Bu bağlamda geliştirilen Cinsiyet Özgürlükçü Paradigma, özgürlükçü bir toplumsal yapılanmanın inşasında, kadın merkezli toplum modelini esas almaktadır. Böylece güçlü bir ideolojik zemine oturtulan Cinsiyet Özgürlükçü, Ekolojik Demokratik Toplum Paradigması, kadının özgürlük mücadelesinde yeni bir çığır açtı.
Kürt Özgürlük Hareketinin son kırk yılda yarattığı büyük siyasal ve toplumsal dönüşüm ve gelişmeler, kadın dinamizminin temel eksen olarak belirlenmesinin yansıması oldu. İşte böylesi bir ideolojik mücadele ekseninde yükselen Kürt Kadın Hareketi, Kürt toplumunu temelden dönüştüren bir toplumsal özne haline gelmiş, geleneksel devrimsel süreçlerde görülen kadının yedeklenmesi anlayışından paradigmasal bir kopuş gerçekleştirmiştir.
Kürt kadınlarının Cinsiyet Özgürlükçü Paradigma ekseninde yükselttikeleri mücadelelerinin temel hedefi, yalnızca kadınlara kamusal alan içerisinde yer açmak değil, kamusal alanı kadın değerleri doğrultusunda dönüştürmek, erkek egemen yapıyı yıkmak ve kadınları kadınlık bilinciyle eğitmek olmaktadır. Gerek silahlı mücadele zemininde, gerekse toplumsal yaşamın bütün alanlarını etkileyen bağımsız bir politik güç olarak ortaya çıkan bu dinamizm, özellikle belediyelerde, sivil toplum kurumlarında, siyasi partilerde ve yaşamın tüm alanlarında eşit temsiliyet ve eşbaşkanlık sistemini hayata geçirmesi, dünya kadın mücadelesi bakımından da bir çok ilklere kaynaklık etmektedir.

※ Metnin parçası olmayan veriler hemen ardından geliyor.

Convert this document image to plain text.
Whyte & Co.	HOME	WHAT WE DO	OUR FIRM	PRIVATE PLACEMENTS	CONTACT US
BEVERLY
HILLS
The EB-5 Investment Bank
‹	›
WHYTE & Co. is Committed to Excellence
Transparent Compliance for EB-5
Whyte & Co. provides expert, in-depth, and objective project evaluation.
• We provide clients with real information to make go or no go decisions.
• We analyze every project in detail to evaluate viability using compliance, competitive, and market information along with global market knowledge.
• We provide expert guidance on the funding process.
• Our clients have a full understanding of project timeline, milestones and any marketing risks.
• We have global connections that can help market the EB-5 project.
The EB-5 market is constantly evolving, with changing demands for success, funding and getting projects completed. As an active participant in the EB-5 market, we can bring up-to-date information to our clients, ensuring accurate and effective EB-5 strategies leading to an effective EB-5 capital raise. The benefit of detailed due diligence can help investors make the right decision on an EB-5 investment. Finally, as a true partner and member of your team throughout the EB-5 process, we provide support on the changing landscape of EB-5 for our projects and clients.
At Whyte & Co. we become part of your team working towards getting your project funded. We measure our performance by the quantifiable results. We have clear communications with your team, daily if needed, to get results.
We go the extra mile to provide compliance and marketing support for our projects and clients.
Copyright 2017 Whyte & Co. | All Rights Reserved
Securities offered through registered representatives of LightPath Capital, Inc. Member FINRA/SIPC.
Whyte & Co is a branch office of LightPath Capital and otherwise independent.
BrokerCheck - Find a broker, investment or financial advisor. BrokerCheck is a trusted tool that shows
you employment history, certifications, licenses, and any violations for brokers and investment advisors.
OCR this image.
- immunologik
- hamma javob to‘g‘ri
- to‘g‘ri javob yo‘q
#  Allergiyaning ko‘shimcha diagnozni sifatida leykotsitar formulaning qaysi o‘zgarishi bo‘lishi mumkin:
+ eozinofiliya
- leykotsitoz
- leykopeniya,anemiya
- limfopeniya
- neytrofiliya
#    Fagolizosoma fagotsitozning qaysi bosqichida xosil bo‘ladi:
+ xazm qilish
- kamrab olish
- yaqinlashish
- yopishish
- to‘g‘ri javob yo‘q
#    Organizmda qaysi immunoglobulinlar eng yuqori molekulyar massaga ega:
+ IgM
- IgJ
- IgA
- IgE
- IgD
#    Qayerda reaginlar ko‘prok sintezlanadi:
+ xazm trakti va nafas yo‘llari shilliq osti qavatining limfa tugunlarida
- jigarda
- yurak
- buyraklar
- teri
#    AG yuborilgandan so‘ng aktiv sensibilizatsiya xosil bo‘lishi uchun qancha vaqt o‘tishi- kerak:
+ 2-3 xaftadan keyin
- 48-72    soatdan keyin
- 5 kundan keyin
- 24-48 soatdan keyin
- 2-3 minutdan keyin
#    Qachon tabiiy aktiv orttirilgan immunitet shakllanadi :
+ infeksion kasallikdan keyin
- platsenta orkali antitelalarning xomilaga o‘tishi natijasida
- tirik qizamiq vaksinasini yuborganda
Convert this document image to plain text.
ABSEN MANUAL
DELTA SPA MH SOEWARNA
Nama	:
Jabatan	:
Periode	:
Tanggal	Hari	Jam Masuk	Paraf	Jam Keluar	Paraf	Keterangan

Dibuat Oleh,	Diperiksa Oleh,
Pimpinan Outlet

Kürt Kadın Hareketinin son otuz yılda yükselmesiyle birlikte, gerek Türkiye ve Ortadoğu, gerekse dünya kadın hareketlerini etkileyen yeni gelişmelere tanıklık edilmektedir. Bugün dünyada gittikçe yükselen kadın mücadelesi, özellikle Kürt Kadın Hareketi’nin hem özel, hem de kamusal alanda yer almak ve bu alanları dönüştürmek için verdikleri mücadeleyi büyük bir ilgiyle izlemekte, sahiplenmektedir.
Kadın öncülüğünde gelişen Rojava Devrimi, Dünya Kadın Hareketlerince örnek model olarak benimsenmektedir. Zilanlardan, Beritanlardan, Sakinelerden devraldığı özgürlük bayrağını yükselten Arîn Mîrkanların, tecavüzcüler çetesi DAİŞ saldırganlığına karşı ortaya koydukları büyük kahramanlık sonucu elde edilen zafer, artık eşitlikçi bir toplumsal yaşama dönüşmüştür.
Bir 8 Mart’ı daha karşılarken, tüm dünya kadınlarının, kadın öncülüğünde gelişen cinsiyet eşitlikçi, özgürlükçü bir toplumsal sistemin sembolü Rojava Devrimini, ruhlarında, yüreklerinde hissederek, dayanışma içinde olmaları dileğiyle 8 Martlarını kutluyorum.